La photographie argentique se base sur les recherches de Richard Leach Maddox, un physicien et photographe anglais, qui a inventé, en 1871, la photographie au « gélatino-bromure d’argent ». Cette invention a révolutionné la photographie en permettant son industrialisation à grande échelle et la réduction de ses coûts. Seulement, comme son nom l’indique, cette méthode utilise de la gélatine, un gélifiant d’origine animal, généralement produit à partir de la peau, ou des os, des porcs, et des bovins.

Plan de coupe d’une pellicule argentique
Source : apprendre-la-photo.fr

Pratique et peu cher l’utilisation de gélatine a été pendant très longtemps un énorme atout pour la photographie argentique. Mais aujourd’hui, cette gélatine est devenue une problématique pour toutes les personnes qui souhaitent proscrire l’utilisation de produits contenant des éléments d’origine animale.

Jamais mentionnée sur les produits comme si personne ne voulait l’avouer, cette information est rarement connue des amateurs de photographie. Mais la gélatine animale est en fait présente dans bon nombre de produits. Pellicules argentiques, films instantanés ou même papier photo, tous les consommables nécessitant la présence d’une couche de réactif en contiennent.
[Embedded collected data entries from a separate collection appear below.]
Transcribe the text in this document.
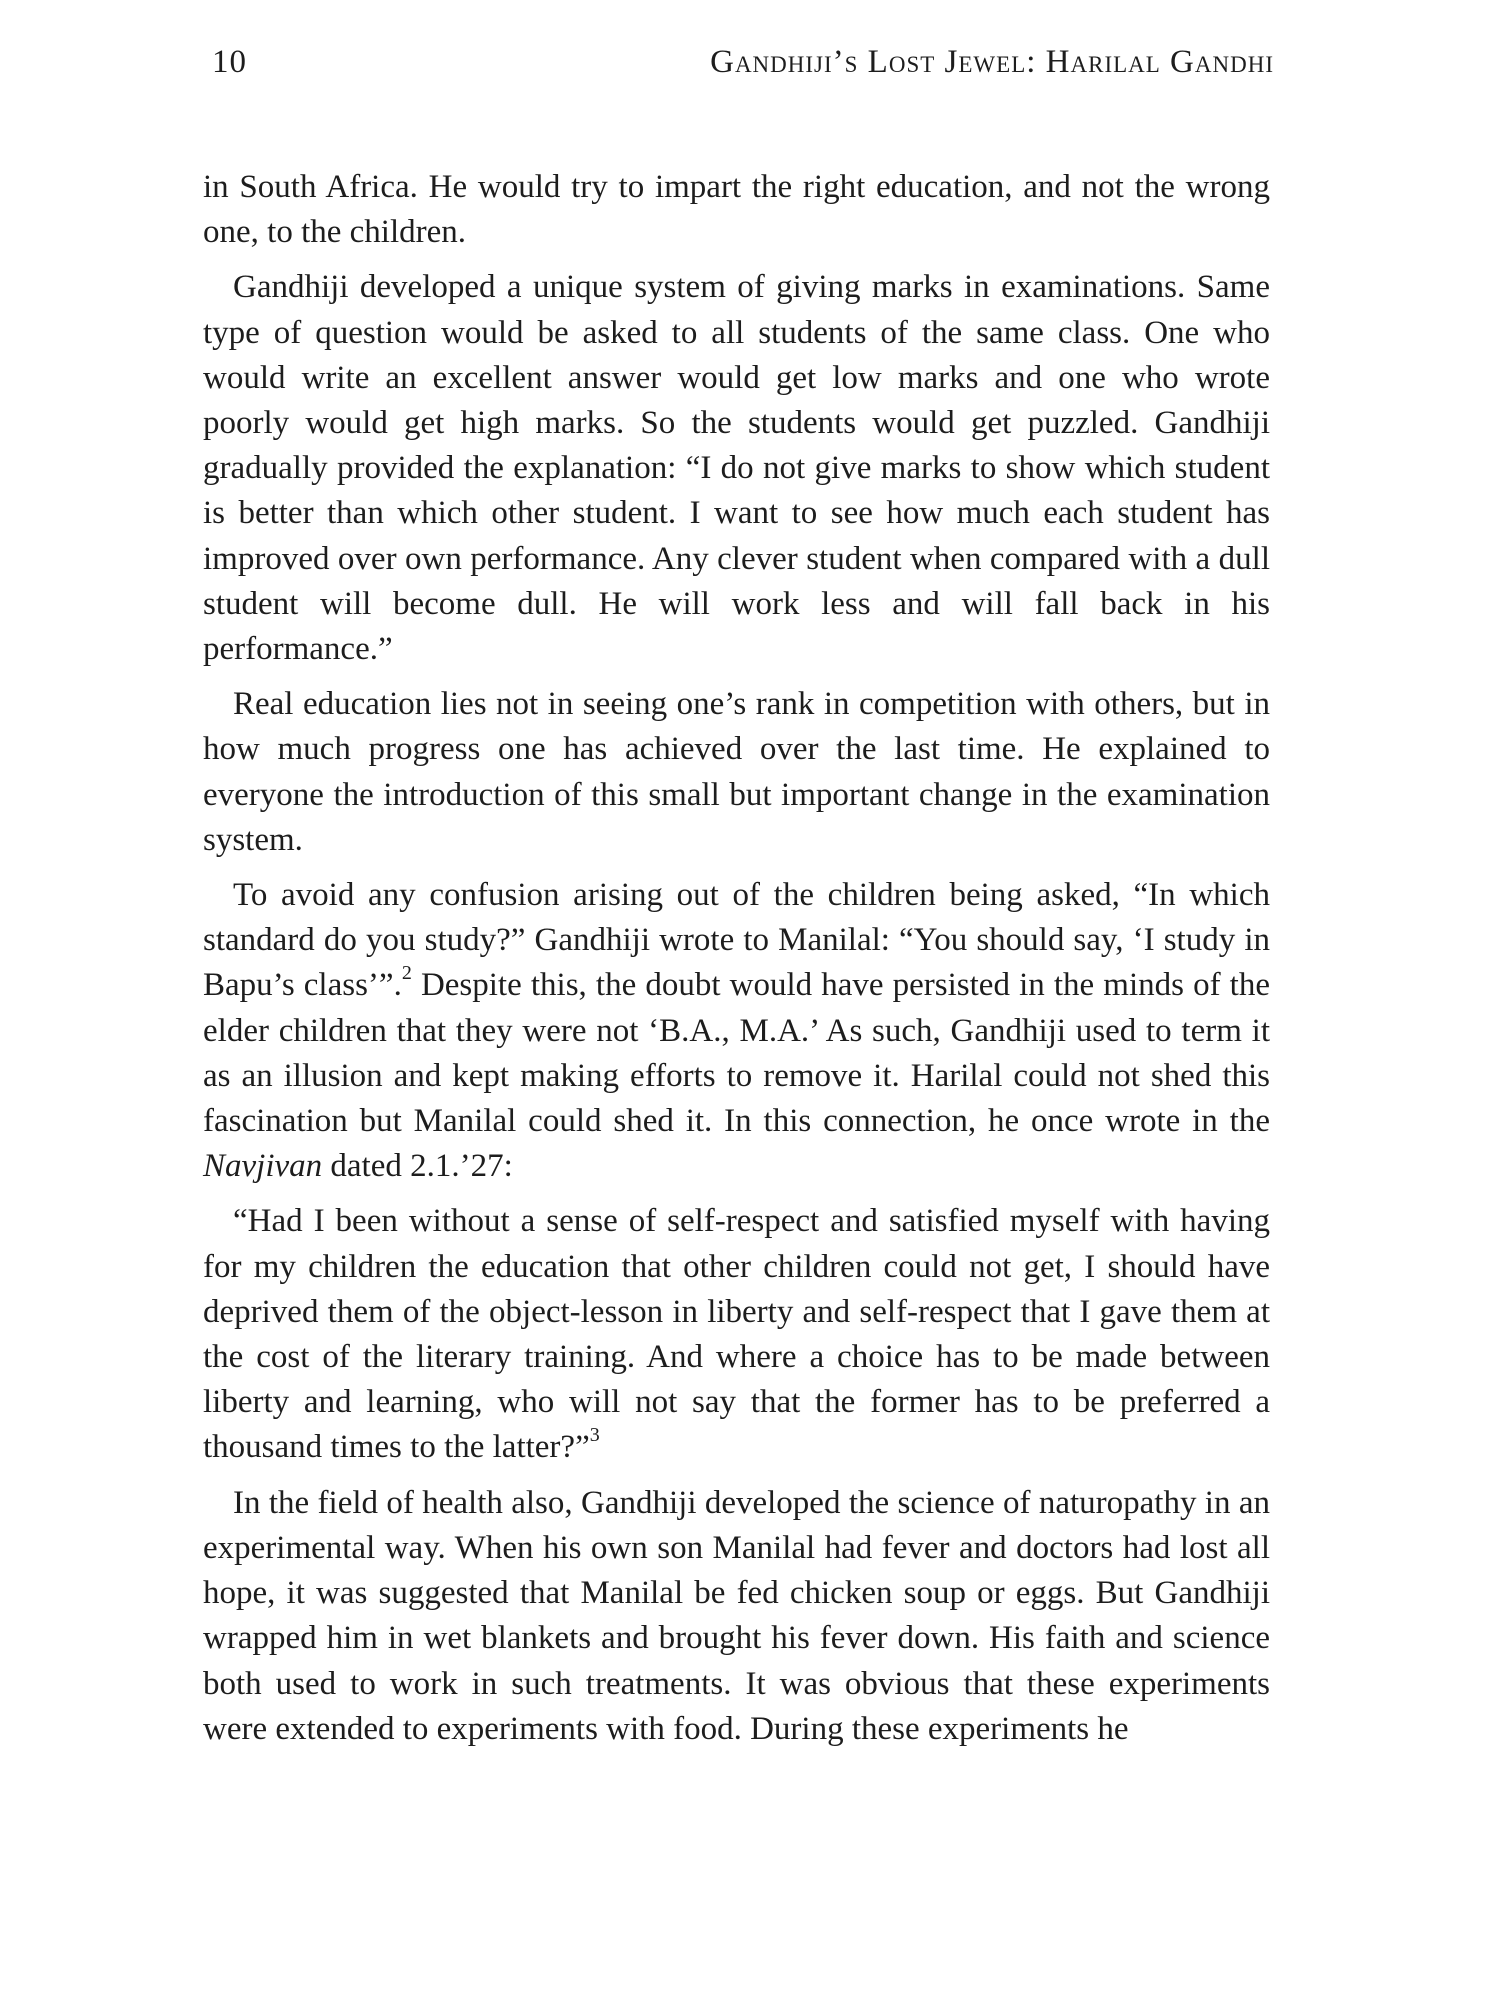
10	Gandhiji’s Lost Jewel: Harilal Gandhi

in South Africa. He would try to impart the right education, and not the wrong one, to the children.

Gandhiji developed a unique system of giving marks in examinations. Same type of question would be asked to all students of the same class. One who would write an excellent answer would get low marks and one who wrote poorly would get high marks. So the students would get puzzled. Gandhiji gradually provided the explanation: “I do not give marks to show which student is better than which other student. I want to see how much each student has improved over own performance. Any clever student when compared with a dull student will become dull. He will work less and will fall back in his performance.”

Real education lies not in seeing one’s rank in competition with others, but in how much progress one has achieved over the last time. He explained to everyone the introduction of this small but important change in the examination system.

To avoid any confusion arising out of the children being asked, “In which standard do you study?” Gandhiji wrote to Manilal: “You should say, ‘I study in Bapu’s class’”.$^2$ Despite this, the doubt would have persisted in the minds of the elder children that they were not ‘B.A., M.A.’ As such, Gandhiji used to term it as an illusion and kept making efforts to remove it. Harilal could not shed this fascination but Manilal could shed it. In this connection, he once wrote in the Navjivan dated 2.1.’27:

“Had I been without a sense of self-respect and satisfied myself with having for my children the education that other children could not get, I should have deprived them of the object-lesson in liberty and self-respect that I gave them at the cost of the literary training. And where a choice has to be made between liberty and learning, who will not say that the former has to be preferred a thousand times to the latter?”$^3$

In the field of health also, Gandhiji developed the science of naturopathy in an experimental way. When his own son Manilal had fever and doctors had lost all hope, it was suggested that Manilal be fed chicken soup or eggs. But Gandhiji wrapped him in wet blankets and brought his fever down. His faith and science both used to work in such treatments. It was obvious that these experiments were extended to experiments with food. During these experiments he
De cette façon, aujourd’hui encore, une pellicule argentique contient entre 0.2 et 0.5g de gélatine.

Les gélifiants d’origine végétale

Selon les explications données par Ilford, l’un des leaders du marché des consommables argentiques, des tests ont déjà été effectués dans le but de remplacer la gélatine animale par d’autres gélifiants d’origine végétale, ou par des polymères synthétiques. Seulement, à l’heure actuelle, aucun d’entre eux ne permettrait d’avoir un résultat suffisamment probant pour permettre son utilisation à l’échelle industrielle.
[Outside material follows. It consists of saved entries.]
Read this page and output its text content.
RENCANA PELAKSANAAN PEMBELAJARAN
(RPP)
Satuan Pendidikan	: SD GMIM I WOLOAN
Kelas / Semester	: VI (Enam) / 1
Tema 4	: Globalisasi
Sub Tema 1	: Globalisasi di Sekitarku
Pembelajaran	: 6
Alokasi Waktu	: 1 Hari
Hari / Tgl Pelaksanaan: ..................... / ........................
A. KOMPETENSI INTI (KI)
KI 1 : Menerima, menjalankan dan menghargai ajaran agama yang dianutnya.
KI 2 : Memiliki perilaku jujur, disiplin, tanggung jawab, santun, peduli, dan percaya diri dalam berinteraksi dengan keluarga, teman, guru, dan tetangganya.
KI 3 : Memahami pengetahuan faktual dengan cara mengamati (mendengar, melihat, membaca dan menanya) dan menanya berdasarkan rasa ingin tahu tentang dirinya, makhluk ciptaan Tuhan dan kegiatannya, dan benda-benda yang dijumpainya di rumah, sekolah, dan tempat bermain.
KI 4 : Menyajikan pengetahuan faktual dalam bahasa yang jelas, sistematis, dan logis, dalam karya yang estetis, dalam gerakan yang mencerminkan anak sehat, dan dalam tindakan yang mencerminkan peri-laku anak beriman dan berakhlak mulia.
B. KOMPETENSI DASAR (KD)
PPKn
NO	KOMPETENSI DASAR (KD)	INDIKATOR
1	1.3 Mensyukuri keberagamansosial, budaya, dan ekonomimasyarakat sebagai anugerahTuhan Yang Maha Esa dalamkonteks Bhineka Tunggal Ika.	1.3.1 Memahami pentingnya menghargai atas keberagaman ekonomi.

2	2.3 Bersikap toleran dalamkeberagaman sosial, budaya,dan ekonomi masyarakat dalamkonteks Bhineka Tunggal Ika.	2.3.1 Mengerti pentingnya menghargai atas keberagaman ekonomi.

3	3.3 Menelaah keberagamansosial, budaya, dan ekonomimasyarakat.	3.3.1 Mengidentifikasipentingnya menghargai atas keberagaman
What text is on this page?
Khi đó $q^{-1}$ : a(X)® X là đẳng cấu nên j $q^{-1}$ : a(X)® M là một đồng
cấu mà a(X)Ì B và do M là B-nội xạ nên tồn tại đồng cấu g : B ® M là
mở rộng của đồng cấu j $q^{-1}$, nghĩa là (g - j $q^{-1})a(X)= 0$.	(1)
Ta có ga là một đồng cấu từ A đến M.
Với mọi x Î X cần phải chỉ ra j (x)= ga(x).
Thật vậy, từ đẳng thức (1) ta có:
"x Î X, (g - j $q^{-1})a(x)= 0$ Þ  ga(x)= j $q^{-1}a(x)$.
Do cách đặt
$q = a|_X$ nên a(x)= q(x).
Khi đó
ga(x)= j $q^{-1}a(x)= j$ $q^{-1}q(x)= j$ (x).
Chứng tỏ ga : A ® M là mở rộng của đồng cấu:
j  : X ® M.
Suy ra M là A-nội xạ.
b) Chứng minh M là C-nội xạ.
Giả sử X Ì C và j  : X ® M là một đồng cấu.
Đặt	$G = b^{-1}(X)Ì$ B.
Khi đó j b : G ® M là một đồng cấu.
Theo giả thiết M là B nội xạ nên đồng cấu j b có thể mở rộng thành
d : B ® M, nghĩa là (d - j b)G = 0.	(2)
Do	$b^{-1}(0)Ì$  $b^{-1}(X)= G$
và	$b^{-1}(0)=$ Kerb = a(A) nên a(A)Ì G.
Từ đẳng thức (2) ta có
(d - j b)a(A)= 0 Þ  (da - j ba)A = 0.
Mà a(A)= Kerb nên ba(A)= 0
D’après les informations fournies, la gélatine animale a des caractéristiques uniques. Elle permet non seulement d’emprisonner les cristaux sensibles à la lumière sur le support, mais elle réagit également avec ces cristaux, et participe activement à améliorer les qualités photosensibles des différents produits. En utilisant d’autres gélifiants, les pellicules seraient plus fragiles, moins sensibles à la lumière, et plus difficiles à conserver.

Bien que les fabricants de produits argentiques soient une goutte d’eau dans l’utilisation de produits d’origine animale, et que la gélatine soit issue des restes de l’industrie de la viande. Pour le moment, la photographie argentique et les appareils instantanés ne sont donc pas compatibles avec des attentes végan.

Faire de la photographie argentique végan ?

Finalement, la seule solution accessible pour le grand public serait certainement que les marques tentent de placer sur le marcher de nouveaux produits, potentiellement imparfaits, mais plus respectueux de ce qui nous entoure. Une photographie n’est qu’un point de vue sur le monde, proposer un produit avec la promesse d’obtenir un résultat incertain, un peu à la manière d’une pellicule périmée, pourrait créer des envies et des images jamais vues jusqu’alors.

Autrement, à l’heure actuelle, la seule manière de faire de la photographie argentique de manière végan est de revenir aux méthodes photographiques présentes avant l’arrivée de la gélatine. On parlera notamment du collodion humide, où le collodion y joue le rôle de liant.

Préparation d’une plaque au collodion humide
Source : Wikimedia

Mais cette méthode, encore utilisée par quelques passionnés, nécessite tout de même d’avoir un laboratoire à disposition pour préparer les supports photosensibles, et d’une chambre photographique pour les exposer. Adieu donc aux appareils compacts et facilement transportables.